People like Richard Rohr and I contend that the unified field Einstein looked for and that many quantum physicists today call strings is the energy we often call God. All those invisible little energy strings combine to make larger things like us, planets, solar systems and universes. All of it is the very being of God. It is highly likely that energy is the fabric of the universe—both the creative force and the force that holds it all together. Isn’t that how God is described in the Bible, and even in literature that predates the Bible? Isn’t that how we’ve traditionally thought of God? As creator and sustainer? Isn’t it possible that God accomplishes these things by simply being, rather than manipulating?
The difference—and it’s a biggie—is that God as the fundamental string—as energy, makes God a very intimate part of us, rather than the big bearded man in the sky. This is a very good thing. Even if string theory ultimately remains unproven, as a way for us to expand our notions about the being and nature of God, it’s incredibly helpful to think of God as the vibrating energy that creates and sustains everything.
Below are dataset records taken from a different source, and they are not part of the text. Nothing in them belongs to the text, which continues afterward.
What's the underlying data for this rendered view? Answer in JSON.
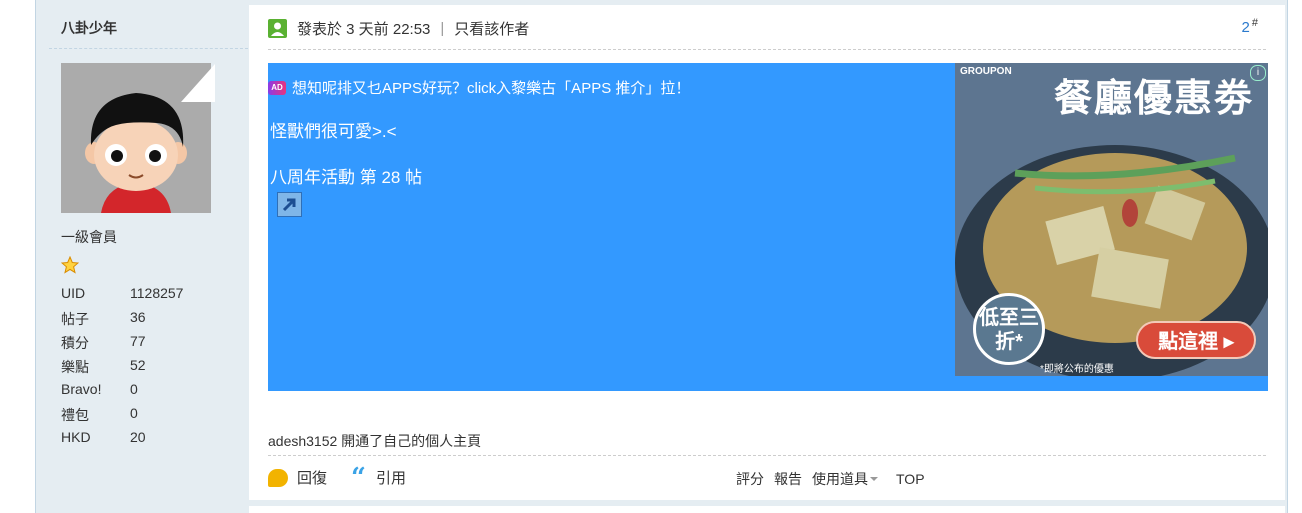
{
  "author": {
    "username": "八卦少年",
    "level": "一級會員",
    "stats": [
      {
        "label": "UID",
        "value": "1128257"
      },
      {
        "label": "帖子",
        "value": "36"
      },
      {
        "label": "積分",
        "value": "77"
      },
      {
        "label": "樂點",
        "value": "52"
      },
      {
        "label": "Bravo!",
        "value": "0"
      },
      {
        "label": "禮包",
        "value": "0"
      },
      {
        "label": "HKD",
        "value": "20"
      }
    ]
  },
  "post": {
    "posted_text": "發表於 3 天前 22:53",
    "separator": "|",
    "only_author": "只看該作者",
    "floor_number": "2",
    "floor_mark": "#",
    "ad_text": "想知呢排又乜APPS好玩？click入黎樂古「APPS 推介」拉！",
    "ad_badge": "AD",
    "body_line1": "怪獸們很可愛>.<",
    "body_line2": "八周年活動 第 28 帖",
    "activity_user": "adesh3152",
    "activity_text": " 開通了自己的個人主頁"
  },
  "advert": {
    "brand": "GROUPON",
    "title": "餐廳優惠劵",
    "promo": "低至三折*",
    "cta": "點這裡 ▸",
    "footnote": "*即將公布的優惠"
  },
  "actions": {
    "reply": "回復",
    "quote": "引用",
    "rate": "評分",
    "report": "報告",
    "use_tools": "使用道具",
    "top": "TOP"
  },
  "colors": {
    "selection": "#3399ff",
    "sidebar_bg": "#e5edf2",
    "floor_link": "#2b7acd",
    "online_icon": "#5ab132"
  }
}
Why is it helpful to think of God this way? Because, if God is the creative and sustaining energy of all things, then all things are God. You and I, our friends and perceived enemies—it’s all God. If we look at someone, we think of as an enemy as part and parcel of the being of God, that should change the way we react. How can we abuse or enslave each other if we’re all God, all beings of love? It’s a matter of awakening to a different point of view, one that prevents us from treating each other abusively.
To understand this fully we have to have a different mindset. We need the mindset of Jesus, of Buddha, of Lao-Tzu, of others whose expanded consciousness allowed them a glimpse of the Infinite Oneness. Jesus, in particular, had a mindful awareness of God not only within him but within all things—within everyone. Jesus understood that he and God were the very same substance—as are we all. That’s why he never turns anyone away and gets angry when his disciples start fighting about who’s the greatest. It might be a good idea for American Christians to remember that lesson. Jesus never builds walls. He obliterates them.
There is no “us” and “God,” or “us” and “them,” there is only God, and levels of awareness of our being one and the same substance with and of God. This is why Jesus talks about God within. It’s a difficult concept to comprehend and maintain, especially when we’ve grown up in an era when we’ve been told we’re nothing like Jesus and can never be anything like Jesus. What a pity. Being like Jesus is exactly what Jesus wanted. In fact, as a Rabbi, he would have expected his students—disciples—to not only learn from him but also to emulate him in every way. That’s what students did in the 1st Century. They tried to be exactly like their teacher—in Jesus’ case he wanted his students to mimic the nature of God. I think emulation of endless, unconditional, creative love would be a good place for postmodern Christianity to return. It’s a fundamental that overrides any fundamentalism.
Meditation: I will emulate the nature and being of Jesus.